Abaixo de Deus, eu tive meu alicerce, que foi meu filho

Ao descobrir a massoterapia, Meirinha percebeu que poderia reconstruir sua rotina profissional, mas também sua autoestima e independência. A prática se tornou uma ponte entre sua realidade antes da deficiência e um futuro em que podia exercer um trabalho qualificado:
“Antigamente eu era só dona de casa, não tinha nenhum emprego fixo. Mas, após a perda da minha visão, a minha descoberta na ‘Massagem às Cegas’ abriu a porta para mim. Fiz o curso de massoterapia, trouxe para mim essa realidade e me mostrou que, mesmo na perda da visão, eu poderia me encaixar em alguma coisa, me encontrar.”

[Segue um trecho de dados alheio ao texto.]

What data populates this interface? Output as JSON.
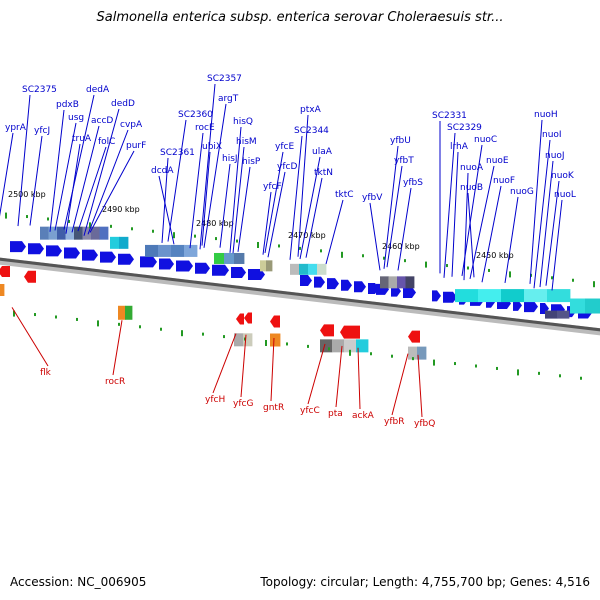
{
  "title": "Salmonella enterica subsp. enterica serovar Choleraesuis str...",
  "accession": "Accession: NC_006905",
  "stats": "Topology: circular; Length: 4,755,700 bp; Genes: 4,516",
  "colors": {
    "forward_label": "#0000cc",
    "reverse_label": "#cc0000",
    "forward_gene": "#1010e0",
    "reverse_gene": "#ee1111",
    "backbone": "#888888"
  },
  "scale_labels": [
    "2500 kbp",
    "2490 kbp",
    "2480 kbp",
    "2470 kbp",
    "2460 kbp",
    "2450 kbp"
  ],
  "forward_labels": [
    "yprA",
    "SC2375",
    "yfcJ",
    "pdxB",
    "usg",
    "dedA",
    "truA",
    "accD",
    "folC",
    "dedD",
    "cvpA",
    "purF",
    "SC2357",
    "argT",
    "SC2360",
    "rocE",
    "SC2361",
    "ubiX",
    "hisQ",
    "dcdA",
    "hisJ",
    "hisM",
    "hisP",
    "yfcE",
    "yfcD",
    "yfcF",
    "ptxA",
    "SC2344",
    "ulaA",
    "tktN",
    "tktC",
    "yfbU",
    "yfbT",
    "yfbV",
    "yfbS",
    "SC2331",
    "SC2329",
    "lrhA",
    "nuoC",
    "nuoA",
    "nuoE",
    "nuoB",
    "nuoF",
    "nuoG",
    "nuoH",
    "nuoI",
    "nuoJ",
    "nuoK",
    "nuoL"
  ],
  "reverse_labels": [
    "flk",
    "rocR",
    "yfcH",
    "yfcG",
    "gntR",
    "yfcC",
    "pta",
    "ackA",
    "yfbR",
    "yfbQ"
  ]
}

Para além da prática terapêutica, Lucimeire também encontrou no jiu-jitsu um espaço que a ajudou a lidar com a perda da visão e a fortalecer a autoconfiança.
“Eu também me encontrei no jiu-jitsu, que foi um porto seguro, porque na época eu estava meio tristezinha devido à perda da visão. Foi uma porta maravilhosa de incentivo para que as pessoas entendam que não é a deficiência que limita a gente, a gente que limita ela”, conta.
Medalha heroica
Mas Meirinha não é a única apaixonada por esportes no grupo. A fisioterapeuta e massoterapeuta Selma Calazans, de 53 anos, também encontrou na atividade física uma forma de enfrentar os desafios da baixa visão. Natural de Ilhéus, convive com a condição há 32 anos, causada por uma cicatriz de coriorretinite decorrente de toxoplasmose, e se mudou para Salvador em busca de diagnóstico e novas oportunidades.
Ela integrou a equipe paralímpica do projeto Remo Sem Fronteiras e conquistou, em 2008, a primeira medalha de bronze do Brasil no remo durante os Jogos de Pequim. “Ganhamos a medalha de bronze com uma equipe formada apenas por baianos e deficientes físicos e visuais. Foi a primeira medalha histórica do Brasil no remo”, relembra.

Selma perdeu a visão enquanto dormia e, desde então, usa prótese no olho esquerdo, enxergando pouco com o direito. Apesar das limitações permanentes, encontrou na massoterapia uma maneira de se reinventar profissionalmente. Já conhecedora do corpo humano, aplicou os conhecimentos adquiridos durante a faculdade de fisioterapia.

“Não tem óculos, não tem cirurgia, não tem nada que me faça voltar a enxergar, porque está lá no nervo óptico, lá no fundo. Eu tenho o hábito de dizer, brincando, que é uma broca no fundo do zóio. E foi assim que vim para Salvador e posteriormente conheci o Massagem às Cegas. Mesmo com todas as dificuldades, eu amo meu trabalho”, explica.
Parto da neta

Além das conquistas esportivas e profissionais, Selma equilibra a vida pessoal com a profissional, sendo mãe e avó. A experiência mais marcante, segundo ela, foi fazer o parto da neta:
“Deus me deu a honra e a glória de fazer o parto, porque ela nasceu em casa. Foi um momento único. Sentir que pude ajudar e receber a confiança da minha família me trouxe uma alegria imensa e mostrou que consigo contribuir na vida das pessoas que amo”, revela.
Nas palavras do grupo Massagem às Cegas, cada história mostra que deficiência não é barreira. É talento, coragem e dedicação em abrir caminhos onde parecia não haver saída.